The series received a positive response from reviewers. Reviewers generally felt that the show could be watched by any viewer and praised the "infectious" and "foot-tapping" music of the end credits. John Sinnott of DVDtalk compared it to Charlie Chaplin, commenting that it is "very funny and filled with well thought out slapstick, calling it "a very fun and touching show and one of the better anime sets to be released so far this year. Otaku fans of well crafted comedy alike should give this series a look." He was impressed by the lack of dialogue and felt the show's bittersweet moments "gives it heart", his opinion was more mixed on the fourteenth episode which, he felt, "did drag a bit."
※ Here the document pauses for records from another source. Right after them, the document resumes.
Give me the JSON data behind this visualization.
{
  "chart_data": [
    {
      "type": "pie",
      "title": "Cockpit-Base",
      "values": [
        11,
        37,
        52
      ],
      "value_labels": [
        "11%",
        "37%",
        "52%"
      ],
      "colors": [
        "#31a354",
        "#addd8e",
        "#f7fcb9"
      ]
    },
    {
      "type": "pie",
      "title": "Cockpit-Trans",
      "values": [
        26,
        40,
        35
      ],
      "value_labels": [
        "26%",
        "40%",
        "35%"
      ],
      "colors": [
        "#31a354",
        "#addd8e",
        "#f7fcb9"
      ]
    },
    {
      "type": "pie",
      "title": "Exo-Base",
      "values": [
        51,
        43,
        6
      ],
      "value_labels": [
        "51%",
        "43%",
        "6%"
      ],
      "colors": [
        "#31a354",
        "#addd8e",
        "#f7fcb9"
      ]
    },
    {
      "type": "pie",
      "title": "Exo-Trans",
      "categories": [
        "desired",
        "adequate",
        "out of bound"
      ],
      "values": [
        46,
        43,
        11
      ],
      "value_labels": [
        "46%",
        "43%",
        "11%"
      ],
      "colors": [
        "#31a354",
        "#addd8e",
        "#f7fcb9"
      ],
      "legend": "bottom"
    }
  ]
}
Jeremy Mullin from IGN called the show "weird", but thought that the weirdness made the show appealing, especially the "Looney Tunes"-like way in which it is done. Stating, "You usually get a good laugh at the antics of Mr. Stain and his friends, but sometimes things get dramatic in a thought-provoking way that gets to you. Some moments are particularly disturbing.". He thought the series would be "perfect for a nice break from reality when you want some laughs with the occasional moral message" and suggested that even non-anime fans could enjoy it.

Michael Bartholow of Advanced Media Networks called the show "wacky, bizarre and humorous with touching moments that are thought provoking". Also comparing it to the Looney Tunes series, specifically praising its choice to be visually oriented rather than relying on conventional dialogue.

===Overall ratings===

- Advanced Media Network (Anime) 9.1 out of 10
- IGN 7.0 out of 10.

===Awards and international recognition===

- Received Excellent Animation Award in Cultural Affair Agencies'Media Art Festival.
- Specially invited to the "Pusan International Film Festival" in Korea.
- Officially invited to "Melbourne International Film Festival" in Australia (2004).